人気の「ちーず大福」自販機が誕生、埼玉・熊谷の「沢田本店」が設置 1日200個以上も売れる
熊谷市などで菓子店を展開する沢田本店(同市)は冷凍製品向けの自動販売機を市内に配置し、主力の冷凍大福「ちーず大福」(2個税込み260円)の販売を6月25日から始めた。新型コロナウイルス感染拡大に伴う非接触販売のニーズ拡大を捉えた。沢田真弘社長は自動販売機メーカーからの話として「アイスを除く冷凍菓子を自動販売機で扱うのは、全国でみると先行事例」と話す。
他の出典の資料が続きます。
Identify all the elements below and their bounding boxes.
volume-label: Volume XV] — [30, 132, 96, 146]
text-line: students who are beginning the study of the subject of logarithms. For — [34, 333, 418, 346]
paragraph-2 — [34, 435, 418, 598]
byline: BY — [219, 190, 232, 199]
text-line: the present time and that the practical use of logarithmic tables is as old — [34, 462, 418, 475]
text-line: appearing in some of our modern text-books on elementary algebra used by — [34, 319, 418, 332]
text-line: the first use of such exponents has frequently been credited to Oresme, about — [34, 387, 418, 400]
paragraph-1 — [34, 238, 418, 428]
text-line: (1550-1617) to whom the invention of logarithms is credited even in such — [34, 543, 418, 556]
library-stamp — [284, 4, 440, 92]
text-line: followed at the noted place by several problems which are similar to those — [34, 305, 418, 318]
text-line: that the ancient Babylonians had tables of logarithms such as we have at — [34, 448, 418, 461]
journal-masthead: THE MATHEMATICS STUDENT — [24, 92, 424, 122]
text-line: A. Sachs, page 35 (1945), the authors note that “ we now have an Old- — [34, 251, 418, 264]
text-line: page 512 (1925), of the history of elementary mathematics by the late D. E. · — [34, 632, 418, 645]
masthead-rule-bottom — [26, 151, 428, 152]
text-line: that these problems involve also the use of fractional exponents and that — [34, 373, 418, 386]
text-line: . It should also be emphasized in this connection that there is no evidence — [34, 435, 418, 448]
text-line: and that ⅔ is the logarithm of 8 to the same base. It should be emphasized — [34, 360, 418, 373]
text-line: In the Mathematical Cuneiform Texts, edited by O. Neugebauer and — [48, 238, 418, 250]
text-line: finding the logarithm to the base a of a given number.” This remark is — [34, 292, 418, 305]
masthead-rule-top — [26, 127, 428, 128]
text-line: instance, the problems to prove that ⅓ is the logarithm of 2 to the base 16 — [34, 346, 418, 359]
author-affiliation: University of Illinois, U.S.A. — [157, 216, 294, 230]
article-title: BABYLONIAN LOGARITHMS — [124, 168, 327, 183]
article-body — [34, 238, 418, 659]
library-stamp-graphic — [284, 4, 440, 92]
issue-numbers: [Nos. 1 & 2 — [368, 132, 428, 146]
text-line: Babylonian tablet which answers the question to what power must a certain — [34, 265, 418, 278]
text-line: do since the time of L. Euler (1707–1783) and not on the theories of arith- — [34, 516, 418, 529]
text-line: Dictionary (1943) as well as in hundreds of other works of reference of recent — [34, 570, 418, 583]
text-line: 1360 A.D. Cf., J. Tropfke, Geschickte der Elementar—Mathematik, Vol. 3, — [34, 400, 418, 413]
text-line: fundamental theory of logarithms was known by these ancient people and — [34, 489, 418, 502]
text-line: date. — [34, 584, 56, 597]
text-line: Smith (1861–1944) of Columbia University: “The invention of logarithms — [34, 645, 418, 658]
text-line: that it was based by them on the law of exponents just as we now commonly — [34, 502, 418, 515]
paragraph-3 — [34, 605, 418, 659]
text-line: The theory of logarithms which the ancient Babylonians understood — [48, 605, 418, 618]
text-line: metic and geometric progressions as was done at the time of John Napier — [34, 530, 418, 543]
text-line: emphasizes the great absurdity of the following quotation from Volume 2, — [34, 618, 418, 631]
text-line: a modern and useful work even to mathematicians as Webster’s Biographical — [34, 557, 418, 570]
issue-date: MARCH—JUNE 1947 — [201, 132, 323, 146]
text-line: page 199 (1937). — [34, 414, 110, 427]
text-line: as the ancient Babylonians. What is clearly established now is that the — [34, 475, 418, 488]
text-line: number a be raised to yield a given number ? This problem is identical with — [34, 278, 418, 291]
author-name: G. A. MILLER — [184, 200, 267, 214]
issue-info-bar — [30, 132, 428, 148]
冷凍保存でき24時間無人で販売可能な強みを生かして売り上げの拡大を進めつつ、実店舗との相乗効果も狙う。
県道341号沿いで同市箱田の生食パン専門店などがある支援型テナント施設「Dream Catcher」の敷地内に置いた。近隣には戸建て住宅が多く食品スーパーも立地し、県立高校が2校あり、人の動きが多く設置場所に決めた。
「プレーン」「ブルーベリーちーず大福」「苺のちーず大福」の3種を扱い、2個と6個(税込み780円)で販売する。おのおの賞味期限は冷凍保存で1カ月程度。
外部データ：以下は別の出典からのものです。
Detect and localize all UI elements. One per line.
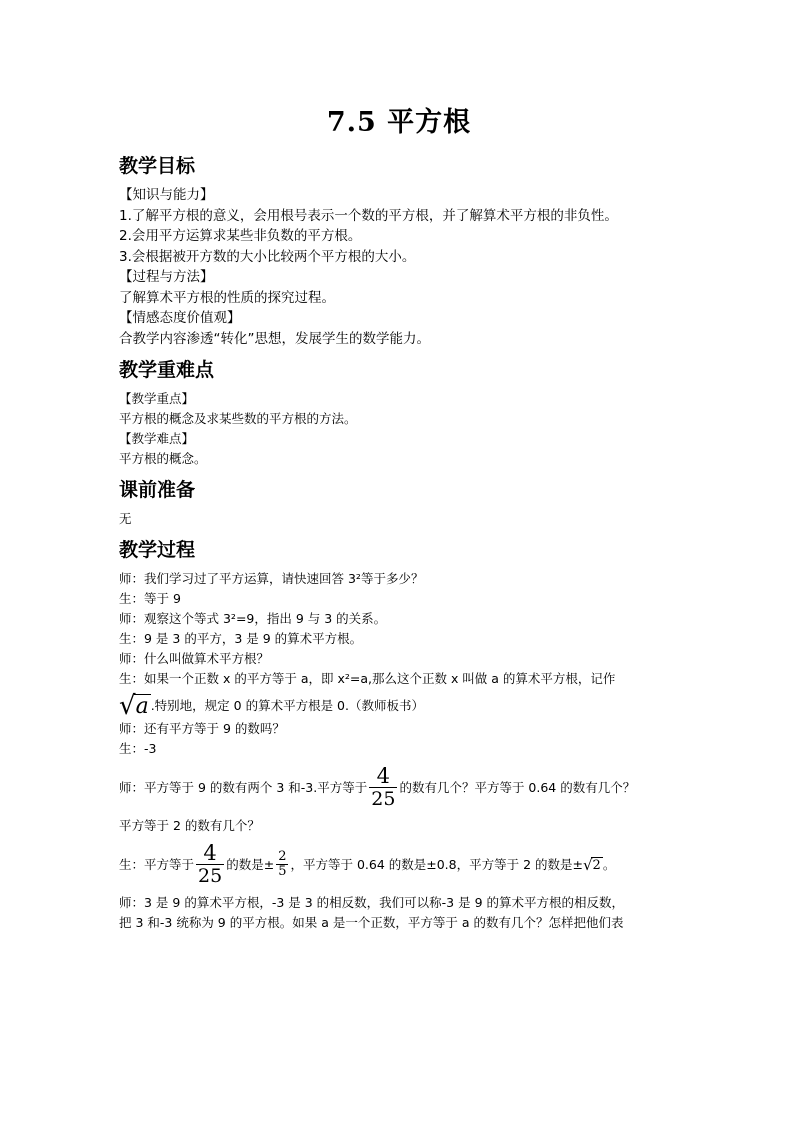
goal-item-2: 2.会用平方运算求某些非负数的平方根。 (119, 228, 362, 244)
emotion-values-text: 合教学内容渗透“转化”思想，发展学生的数学能力。 (119, 330, 430, 347)
dialogue-line: 平方等于 2 的数有几个？ (119, 818, 260, 833)
sqrt-2-formula (583, 857, 603, 873)
dialogue-line: 师：观察这个等式 3²=9，指出 9 与 3 的关系。 (119, 611, 387, 626)
sqrt-a-formula (119, 693, 151, 719)
dialogue-line: 生：如果一个正数 x 的平方等于 a，即 x²=a,那么这个正数 x 叫做 a 的算术平方根，记作 (119, 671, 616, 686)
dialogue-line: 师：3 是 9 的算术平方根，-3 是 3 的相反数，我们可以称-3 是 9 的算术平方根的相反数， (119, 895, 625, 910)
label-difficulty: 【教学难点】 (119, 431, 195, 446)
denominator: 5 (278, 864, 287, 879)
radical-sign: √ (582, 855, 593, 874)
dialogue-text: 。 (602, 856, 616, 872)
label-process-method: 【过程与方法】 (119, 269, 214, 285)
dialogue-text: 生：平方等于 (119, 856, 195, 872)
dialogue-line-sqrt-a (119, 693, 679, 719)
dialogue-text: 师：平方等于 9 的数有两个 3 和-3.平方等于 (119, 779, 368, 795)
radicand: a (135, 694, 149, 719)
dialogue-line-answer (119, 842, 679, 887)
difficulty-text: 平方根的概念。 (119, 451, 207, 466)
section-heading-prep: 课前准备 (119, 479, 196, 501)
process-method-text: 了解算术平方根的性质的探究过程。 (119, 289, 335, 306)
radicand: 2 (592, 857, 601, 873)
section-heading-keypoints: 教学重难点 (119, 359, 215, 381)
goal-item-3: 3.会根据被开方数的大小比较两个平方根的大小。 (119, 248, 416, 265)
dialogue-text: 的数有几个？平方等于 0.64 的数有几个？ (399, 779, 636, 795)
goal-item-1: 1.了解平方根的意义，会用根号表示一个数的平方根，并了解算术平方根的非负性。 (119, 207, 618, 224)
dialogue-line: 师：什么叫做算术平方根？ (119, 651, 270, 666)
dialogue-line-fraction (119, 765, 679, 810)
numerator: 4 (203, 841, 217, 865)
section-heading-goals: 教学目标 (119, 155, 196, 177)
fraction-2-5 (276, 850, 288, 879)
radical-sign: √ (119, 691, 136, 721)
numerator: 2 (278, 849, 287, 864)
dialogue-line: 师：我们学习过了平方运算，请快速回答 3²等于多少？ (119, 571, 424, 586)
dialogue-line: 生：等于 9 (119, 591, 181, 606)
label-knowledge: 【知识与能力】 (119, 187, 214, 203)
dialogue-text: 的数是± (226, 856, 275, 872)
key-point-text: 平方根的概念及求某些数的平方根的方法。 (119, 411, 357, 426)
section-heading-process: 教学过程 (119, 539, 196, 561)
fraction-4-25 (196, 842, 224, 887)
dialogue-text: .特别地，规定 0 的算术平方根是 0.（教师板书） (150, 698, 424, 713)
numerator: 4 (376, 764, 391, 788)
prep-text: 无 (119, 511, 132, 526)
dialogue-line: 把 3 和-3 统称为 9 的平方根。如果 a 是一个正数，平方等于 a 的数有几个？怎样把他们表 (119, 915, 624, 930)
section-process (119, 537, 679, 933)
label-key-point: 【教学重点】 (119, 391, 195, 406)
dialogue-text: ，平方等于 0.64 的数是±0.8，平方等于 2 的数是± (290, 856, 583, 872)
section-goals (119, 153, 679, 349)
document-body (119, 100, 679, 933)
dialogue-line: 生：-3 (119, 741, 157, 756)
dialogue-line: 师：还有平方等于 9 的数吗？ (119, 721, 285, 736)
section-prep (119, 477, 679, 529)
section-keypoints (119, 357, 679, 469)
dialogue-line: 生：9 是 3 的平方，3 是 9 的算术平方根。 (119, 631, 363, 646)
page-title: 7.5 平方根 (326, 107, 472, 138)
label-emotion-values: 【情感态度价值观】 (119, 310, 241, 326)
denominator: 25 (198, 865, 223, 887)
denominator: 25 (371, 788, 396, 810)
fraction-4-25 (369, 765, 397, 810)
自動販売機はサンデン・リテールシステム(東京都)製で、リース契約。電子マネー、QRコードの決済にも対応する。商品は300個入る。補充は午前10時台で、配置場所から2キロ離れた熊谷駅直結の商業施設内にある自社店舗への納品に合わせて行う。オンラインで接続され在庫状況は常時確認可能で、在庫が減れば適宜、補充する。
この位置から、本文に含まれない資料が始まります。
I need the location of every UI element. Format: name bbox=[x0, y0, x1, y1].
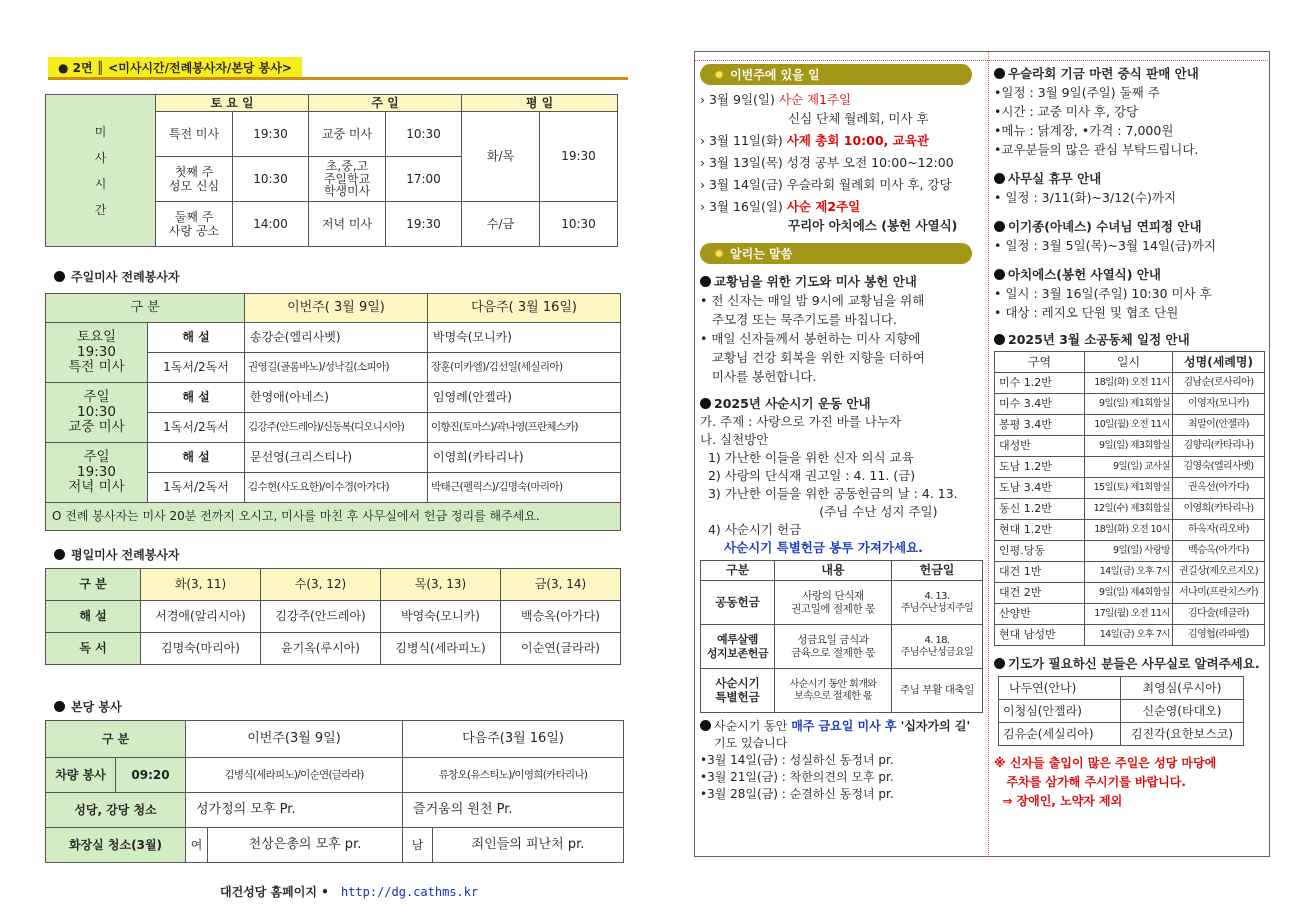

現状だと夏場のおやつ需要もあり1日当たり200個以上売れるが「販売開始直後は1日2回補充するなど、売れ行きは上々」(沢田社長)。売れる時間帯は午前11時台、高校生の下校時間帯の午後4~5時台や、深夜帯。沢田社長は「少量買いや土産が必要な時に、店に行かなくても早朝や深夜でも買えることが評価されている」とみる。
導入要因は新型コロナの影響が一因。密集回避へ各種行事の見送りが響き、贈答需要などが低迷。2020年度の売上高は前年比2割減になったという。
改善策を検討した中で、自動販売機で冷凍ギョーザを販売する動きの拡大に着目。店舗や電子商取引で販売する冷凍菓子のちーず大福なら対応可能とみて、年明けから導入に向けた検討を進めてきた。滑り出しは順調だが、追加導入は今後の販売実績などを分析して決める。
自動販売機を実店舗への来店動機の喚起にも生かす。適宜、購入時に実店舗のみ使える割引券を発券し、集客につなげる。沢田社長は「コロナ禍で非接触ニーズが高まるが、リアル販売も大切にし、“両利き”で事業の成長を図りたい」と語った。